High blood pressure in children

High blood pressure (hypertension) in children is blood pressure that's the same as or higher than 95 percent of children who are the same sex, age and height as your child. There isn't a simple target blood pressure reading that indicates high blood pressure in all ages for children, because what's considered normal blood pressure changes as children grow.

High blood pressure in children younger than 10 years old is usually caused by another medical condition. High blood pressure in children can also develop for the same reasons it does in adults — being overweight, eating a poor diet and not exercising.

Lifestyle changes, such as eating a heart-healthy diet and exercising more, can help reduce high blood pressure in children. But, for some children, medications may be necessary.

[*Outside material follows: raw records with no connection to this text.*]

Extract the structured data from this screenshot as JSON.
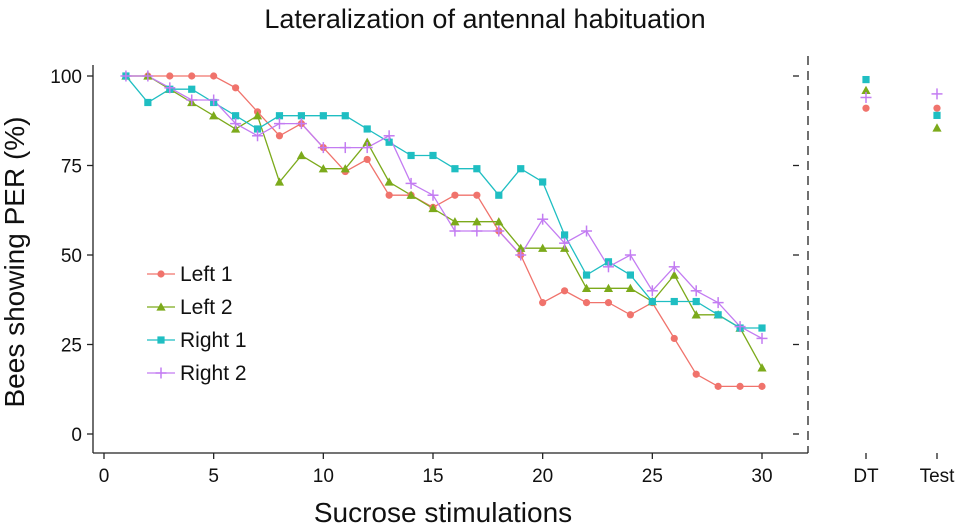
{
  "chart_data": {
    "type": "line",
    "title": "Lateralization of antennal habituation",
    "xlabel": "Sucrose stimulations",
    "ylabel": "Bees showing PER (%)",
    "xlim": [
      0,
      32
    ],
    "ylim": [
      0,
      100
    ],
    "x_ticks": [
      "0",
      "5",
      "10",
      "15",
      "20",
      "25",
      "30"
    ],
    "y_ticks": [
      "0",
      "25",
      "50",
      "75",
      "100"
    ],
    "extra_categories": [
      "DT",
      "Test"
    ],
    "legend_position": "center-left",
    "x": [
      1,
      2,
      3,
      4,
      5,
      6,
      7,
      8,
      9,
      10,
      11,
      12,
      13,
      14,
      15,
      16,
      17,
      18,
      19,
      20,
      21,
      22,
      23,
      24,
      25,
      26,
      27,
      28,
      29,
      30
    ],
    "series": [
      {
        "name": "Left 1",
        "color": "#f0736c",
        "marker": "circle",
        "values": [
          100,
          100,
          100,
          100,
          100,
          96.7,
          90,
          83.3,
          86.7,
          80,
          73.3,
          76.7,
          66.7,
          66.7,
          63.3,
          66.7,
          66.7,
          56.7,
          50,
          36.7,
          40,
          36.7,
          36.7,
          33.3,
          36.7,
          26.7,
          16.7,
          13.3,
          13.3,
          13.3
        ],
        "extra_values": [
          91,
          91
        ]
      },
      {
        "name": "Left 2",
        "color": "#7caa1b",
        "marker": "triangle",
        "values": [
          100,
          100,
          96.3,
          92.6,
          88.9,
          85.2,
          88.9,
          70.4,
          77.8,
          74.1,
          74.1,
          81.5,
          70.4,
          66.7,
          63,
          59.3,
          59.3,
          59.3,
          51.9,
          51.9,
          51.9,
          40.7,
          40.7,
          40.7,
          37,
          44.4,
          33.3,
          33.3,
          29.6,
          18.5
        ],
        "extra_values": [
          96,
          85.5
        ]
      },
      {
        "name": "Right 1",
        "color": "#1fbec2",
        "marker": "square",
        "values": [
          100,
          92.6,
          96.3,
          96.3,
          92.6,
          88.9,
          85.2,
          88.9,
          88.9,
          88.9,
          88.9,
          85.2,
          81.5,
          77.8,
          77.8,
          74.1,
          74.1,
          66.7,
          74.1,
          70.4,
          55.6,
          44.4,
          48.1,
          44.4,
          37,
          37,
          37,
          33.3,
          29.6,
          29.6
        ],
        "extra_values": [
          99,
          89
        ]
      },
      {
        "name": "Right 2",
        "color": "#c37cf2",
        "marker": "plus",
        "values": [
          100,
          100,
          96.7,
          93.3,
          93.3,
          86.7,
          83.3,
          86.7,
          86.7,
          80,
          80,
          80,
          83.3,
          70,
          66.7,
          56.7,
          56.7,
          56.7,
          50,
          60,
          53.3,
          56.7,
          46.7,
          50,
          40,
          46.7,
          40,
          36.7,
          30,
          26.7
        ],
        "extra_values": [
          94,
          95
        ]
      }
    ]
  }
}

Symptoms Causes Risk factors Complications Prevention

High blood pressure in children usually doesn't cause symptoms.

When to see a doctor

Unless your child has an underlying health problem, you probably don't need to make a special visit to your child's doctor to have your child's blood pressure checked. However, your child's blood pressure should be checked as part of a routine doctor's appointment, starting when your child is age 3.

If your child has a condition that can increase the risk of high blood pressure — including premature birth, low birth weight, congenital heart disease and certain kidney problems — blood pressure checks may begin during infancy.

If you're concerned about your child having a risk factor for high blood pressure, such as being overweight or obese, talk to your child's doctor. He or she may recommend more frequent blood pressure checks.